The inaugural poem

I must say, I listened to Amanda Gorman the very first National Youth Poet Laureate read her poem The Hill We Climb at President Biden’s inauguration and was inspired.

Inspired to write this column, the poem was drivel.

Correction, it wasn’t a poem. It was a collection of sentences expressing sometimes admirable sentiments with a sort of rhythm to it impressed on the words and phrases with a hammer.

It did however rime in some places which is better than most of what Maya Angelou wrote and Angelou doesn’t appear to know an iamb from an end-stopped line.

An iamb, according to the indispensable The Poetry Dictionary by John Drury, is “a foot consisting of an unstressed syllable followed by a stress. Iambic words include arrange, complain, and revenge.”

An end-stopped-line is, “A definite halt or strong pause at the end of a line” often marked by a period, question mark, colon, etc.

Now in anticipation of the howls of outrage and cries of, “How dare you bully that sweet young lady?” I’ll hastily say yes, she does seem to be a very nice young lady who has overcome an auditory processing disorder which makes her hypersensitive to sound, and a speech impediment in her youth.

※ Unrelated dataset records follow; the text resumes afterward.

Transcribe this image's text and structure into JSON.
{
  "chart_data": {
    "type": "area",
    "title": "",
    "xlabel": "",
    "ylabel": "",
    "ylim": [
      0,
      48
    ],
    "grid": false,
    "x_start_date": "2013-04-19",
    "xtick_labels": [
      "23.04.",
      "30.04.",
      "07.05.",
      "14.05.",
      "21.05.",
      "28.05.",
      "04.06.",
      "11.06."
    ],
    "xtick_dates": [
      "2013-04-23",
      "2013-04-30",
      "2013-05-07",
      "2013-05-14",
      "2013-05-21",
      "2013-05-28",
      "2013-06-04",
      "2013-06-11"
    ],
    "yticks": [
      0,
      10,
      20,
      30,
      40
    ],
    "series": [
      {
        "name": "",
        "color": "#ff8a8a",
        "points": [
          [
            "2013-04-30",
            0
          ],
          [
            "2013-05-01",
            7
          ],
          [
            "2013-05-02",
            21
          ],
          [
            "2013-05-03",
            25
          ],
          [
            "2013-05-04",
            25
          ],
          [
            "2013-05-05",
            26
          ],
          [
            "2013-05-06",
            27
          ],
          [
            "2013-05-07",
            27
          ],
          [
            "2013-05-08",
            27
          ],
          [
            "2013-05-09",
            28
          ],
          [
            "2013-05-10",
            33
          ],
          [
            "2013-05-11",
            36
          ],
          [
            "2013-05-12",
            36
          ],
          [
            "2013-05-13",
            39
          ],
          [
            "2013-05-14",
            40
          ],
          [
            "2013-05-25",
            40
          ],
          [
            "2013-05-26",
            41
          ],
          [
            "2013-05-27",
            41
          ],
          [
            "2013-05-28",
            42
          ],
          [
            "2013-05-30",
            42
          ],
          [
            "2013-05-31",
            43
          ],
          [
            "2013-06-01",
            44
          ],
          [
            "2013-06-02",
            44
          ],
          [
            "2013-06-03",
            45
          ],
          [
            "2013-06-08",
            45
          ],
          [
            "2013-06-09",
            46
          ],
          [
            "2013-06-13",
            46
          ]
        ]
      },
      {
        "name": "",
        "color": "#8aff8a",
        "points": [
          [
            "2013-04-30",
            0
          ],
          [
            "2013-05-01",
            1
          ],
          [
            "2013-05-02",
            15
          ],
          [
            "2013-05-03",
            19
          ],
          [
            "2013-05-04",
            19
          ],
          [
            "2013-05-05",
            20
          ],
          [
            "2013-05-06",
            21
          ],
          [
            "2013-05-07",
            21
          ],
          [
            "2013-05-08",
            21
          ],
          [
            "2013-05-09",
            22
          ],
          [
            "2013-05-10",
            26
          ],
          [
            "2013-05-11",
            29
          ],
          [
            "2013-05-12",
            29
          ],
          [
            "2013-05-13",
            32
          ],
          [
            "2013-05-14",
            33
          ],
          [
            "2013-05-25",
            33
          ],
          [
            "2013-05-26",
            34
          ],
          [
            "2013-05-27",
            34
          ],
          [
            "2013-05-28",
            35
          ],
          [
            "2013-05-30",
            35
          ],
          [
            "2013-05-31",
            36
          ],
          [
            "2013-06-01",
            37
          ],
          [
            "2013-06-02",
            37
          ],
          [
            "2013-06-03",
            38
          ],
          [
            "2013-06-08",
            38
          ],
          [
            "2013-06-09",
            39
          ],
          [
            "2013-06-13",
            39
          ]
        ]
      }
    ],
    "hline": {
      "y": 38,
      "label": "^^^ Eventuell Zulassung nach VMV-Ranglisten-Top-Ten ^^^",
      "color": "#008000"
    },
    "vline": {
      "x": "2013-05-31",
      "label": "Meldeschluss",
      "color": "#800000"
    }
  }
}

She also appears to be highly intelligent and was raised by a mother who limited television exposure and encourage her to read voraciously – and may the Lord send more mothers like her for the sake of our children!

What her mother and her reading didn’t teach her was how to write poetry, for which she is not to blame. Nobody is taught how to write poetry these days.

In fact, nobody appears to be aware there is or ever was a curriculum for how to write poetry.

Once upon a time if you showed up at any of the Western world’s most prestigious universities and said, “I want to be a poet,” they’d say “Sure,” and give you a course outline.

Because there was a curriculum for it, and it was a damn tough one that would have you writing poems in classical verse forms in Latin and Greek!

They did not invite you to sit gazing at a sunset and wait for inspiration to strike like a bolt of lighting from heaven, you studied the structure of poetry.

Surprise! Poetry has structure, in fact a myriad of structures. And they have names.

A sonnet is a poem of 14 lines in iambic pentameter with a rime scheme which begins ABBA/CDDC. It’s an Italian verse form and is more difficult to write in English because we don’t end all our words with open syllables.

Have you ever heard of trochaic tetrameter, and did you know it was unknown in English until Longfellow stole it from the Kalevala, the national epic of Finland and made it into The Song of Hiawatha?

You may be aware that Haiku is a Japanese verse form which adapted well to English but they thought of it first.

I love poetry and can recite pages of it from memory, but I’m not a poet. I am however a durn good interpreter of it and have some examples on my video channel.

Because becoming a poet is not just a matter or inspiration, but long hard hours of work put in to master the technique.

If your children express a desire to write poetry, don’t send them to school for it it’s not there. Get them Drury’s book and tell them to read lots of poetry aloud.